Respond to all of the tickets with the same general message and send them in bulk to the correct department
Steps 1 and 2 should provide the time needed for the issue to be addressed
Add a custom drop down form for an issue that could drown your support
team. When customers see the choice in the drop down menu, they’ll realize the issue is known. All related
tickets will be sent to the correct place.
Mummy Tickets
Mummy tickets come from customers who remember the early days, asking
about features, unfamiliar pricing plans, ex-employees, or promotions
not offered in years.
A macro, an automatic predefined response, will help address mummy tickets that reference things that are out of date. This communication may
quickly settle the issue.
Several mummy tickets can mean communications require updates.

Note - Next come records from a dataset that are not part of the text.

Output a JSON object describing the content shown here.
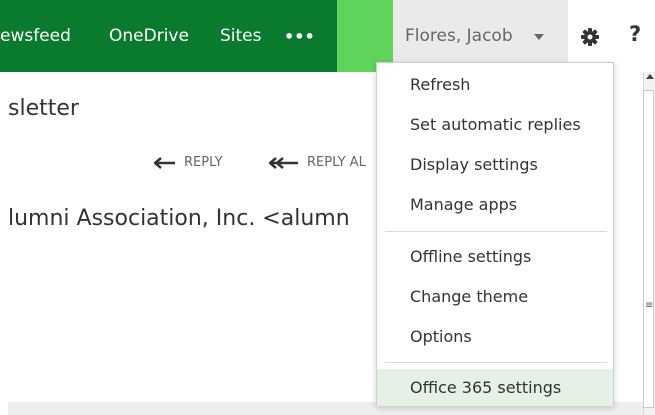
{
  "topbar": {
    "nav": [
      "ewsfeed",
      "OneDrive",
      "Sites",
      "•••"
    ],
    "user": "Flores, Jacob",
    "help": "?"
  },
  "email": {
    "subject": "sletter",
    "reply": "REPLY",
    "reply_all": "REPLY AL",
    "from": "lumni Association, Inc. <alumn"
  },
  "menu": {
    "items": [
      "Refresh",
      "Set automatic replies",
      "Display settings",
      "Manage apps",
      "Offline settings",
      "Change theme",
      "Options",
      "Office 365 settings"
    ]
  },
  "colors": {
    "topbar": "#0a7a2f",
    "accent": "#5fd45a",
    "menu_highlight": "#e4f1e4"
  }
}
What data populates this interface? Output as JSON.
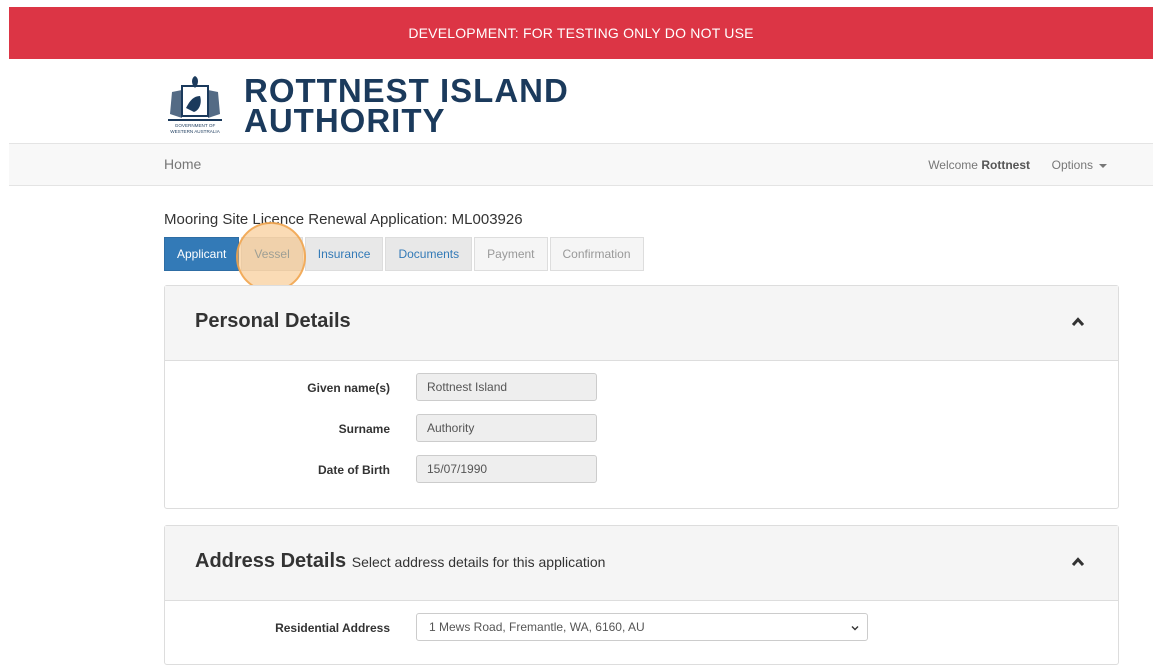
{
  "banner": {
    "text": "DEVELOPMENT: FOR TESTING ONLY DO NOT USE",
    "color": "#dc3545"
  },
  "logo": {
    "line1": "ROTTNEST ISLAND",
    "line2": "AUTHORITY",
    "crest_caption_1": "GOVERNMENT OF",
    "crest_caption_2": "WESTERN AUSTRALIA",
    "color": "#1b3a5c"
  },
  "navbar": {
    "home": "Home",
    "welcome_prefix": "Welcome",
    "user": "Rottnest",
    "options": "Options"
  },
  "application": {
    "title": "Mooring Site Licence Renewal Application: ML003926",
    "tabs": [
      {
        "label": "Applicant",
        "state": "active"
      },
      {
        "label": "Vessel",
        "state": "visited"
      },
      {
        "label": "Insurance",
        "state": "visited"
      },
      {
        "label": "Documents",
        "state": "visited"
      },
      {
        "label": "Payment",
        "state": "disabled"
      },
      {
        "label": "Confirmation",
        "state": "disabled"
      }
    ]
  },
  "personal_details": {
    "title": "Personal Details",
    "fields": [
      {
        "label": "Given name(s)",
        "value": "Rottnest Island"
      },
      {
        "label": "Surname",
        "value": "Authority"
      },
      {
        "label": "Date of Birth",
        "value": "15/07/1990"
      }
    ]
  },
  "address_details": {
    "title": "Address Details",
    "subtitle": "Select address details for this application",
    "residential_label": "Residential Address",
    "residential_value": "1 Mews Road, Fremantle, WA, 6160, AU"
  },
  "icons": {
    "collapse": "chevron-up-icon",
    "select": "chevron-down-icon",
    "crest": "crest-icon"
  }
}
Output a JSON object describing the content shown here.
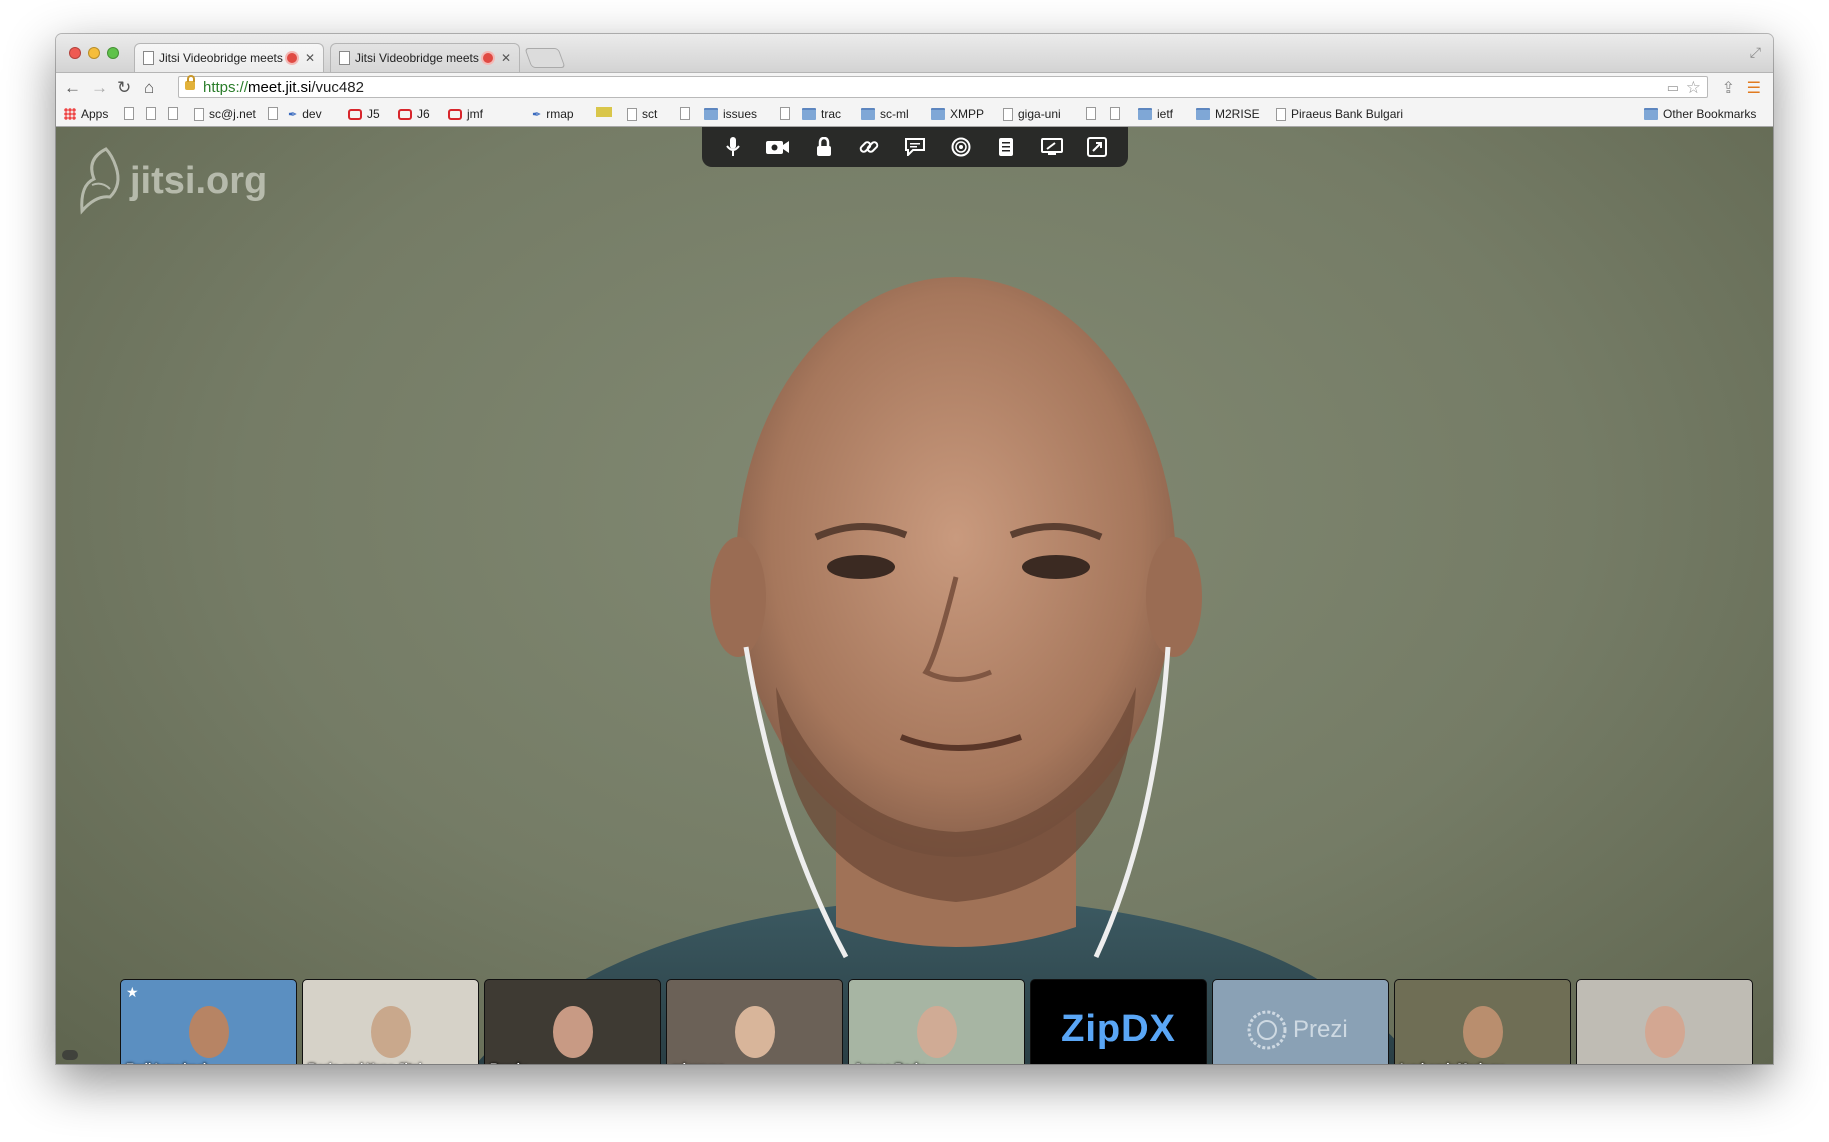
{
  "browser": {
    "tabs": [
      {
        "title": "Jitsi Videobridge meets",
        "recording": true
      },
      {
        "title": "Jitsi Videobridge meets",
        "recording": true
      }
    ],
    "url": {
      "scheme": "https://",
      "host": "meet.jit.si",
      "path": "/vuc482"
    },
    "bookmarks": [
      {
        "label": "Apps",
        "icon": "apps-grid-icon"
      },
      {
        "label": "",
        "icon": "page-icon"
      },
      {
        "label": "",
        "icon": "page-icon"
      },
      {
        "label": "",
        "icon": "page-icon"
      },
      {
        "label": "sc@j.net",
        "icon": "page-icon"
      },
      {
        "label": "",
        "icon": "page-icon"
      },
      {
        "label": "dev",
        "icon": "pin-icon"
      },
      {
        "label": "J5",
        "icon": "oracle-icon"
      },
      {
        "label": "J6",
        "icon": "oracle-icon"
      },
      {
        "label": "jmf",
        "icon": "oracle-icon"
      },
      {
        "label": "rmap",
        "icon": "pin-icon"
      },
      {
        "label": "",
        "icon": "image-icon"
      },
      {
        "label": "sct",
        "icon": "page-icon"
      },
      {
        "label": "",
        "icon": "page-icon"
      },
      {
        "label": "issues",
        "icon": "folder-icon"
      },
      {
        "label": "",
        "icon": "page-icon"
      },
      {
        "label": "trac",
        "icon": "folder-icon"
      },
      {
        "label": "sc-ml",
        "icon": "folder-icon"
      },
      {
        "label": "XMPP",
        "icon": "folder-icon"
      },
      {
        "label": "giga-uni",
        "icon": "page-icon"
      },
      {
        "label": "",
        "icon": "page-icon"
      },
      {
        "label": "",
        "icon": "page-icon"
      },
      {
        "label": "ietf",
        "icon": "folder-icon"
      },
      {
        "label": "M2RISE",
        "icon": "folder-icon"
      },
      {
        "label": "Piraeus Bank Bulgari",
        "icon": "page-icon"
      }
    ],
    "other_bookmarks": "Other Bookmarks"
  },
  "meeting": {
    "logo": "jitsi.org",
    "toolbar_icons": [
      "microphone-icon",
      "camera-icon",
      "lock-icon",
      "link-icon",
      "chat-icon",
      "record-icon",
      "document-icon",
      "desktop-share-icon",
      "fullscreen-icon"
    ],
    "participants": [
      {
        "name": "Emil Ivov (me)",
        "bg": "#5b8fc1",
        "skin": "#b78464",
        "moderator_star": true,
        "editable": true
      },
      {
        "name": "Boris and Yana Jitsi",
        "bg": "#d6d2c8",
        "skin": "#c9a88c"
      },
      {
        "name": "Randy",
        "bg": "#3e3a33",
        "skin": "#c89a84"
      },
      {
        "name": "mjgraves",
        "bg": "#6b6157",
        "skin": "#d8b59a"
      },
      {
        "name": "James Body",
        "bg": "#a7b5a3",
        "skin": "#d0ab95"
      },
      {
        "name": "",
        "type": "zipdx",
        "logo_text": "ZipDX"
      },
      {
        "name": "",
        "type": "prezi",
        "logo_text": "Prezi"
      },
      {
        "name": "Lyubomir Marinov",
        "bg": "#6f6e55",
        "skin": "#b98e6e"
      },
      {
        "name": "",
        "bg": "#bfbcb4",
        "skin": "#d3a792"
      }
    ]
  },
  "colors": {
    "background": "#757c66",
    "toolbar": "#232323"
  }
}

Newsletters, blog posts, social channels, and in-product messaging
should be used to ensure all customers are aware of changes,
like pricing structures.
Werewolf Tickets
Werewolf tickets are nice and friendly one moment, howling
mad the next. Calming the customer down is very difficult.
Enlisting the help of a customer service manager or director is a wise choice for Werewolf tickets. They are highly trained in dealing
with difficult situations.
If a customer vents on social media, offer a public response.
Respond via the channel that was used for the complaint and try to solve the actual issue publicly.
Keep in mind: you can’t win them all. The most important
thing is to learn, improve, and move on.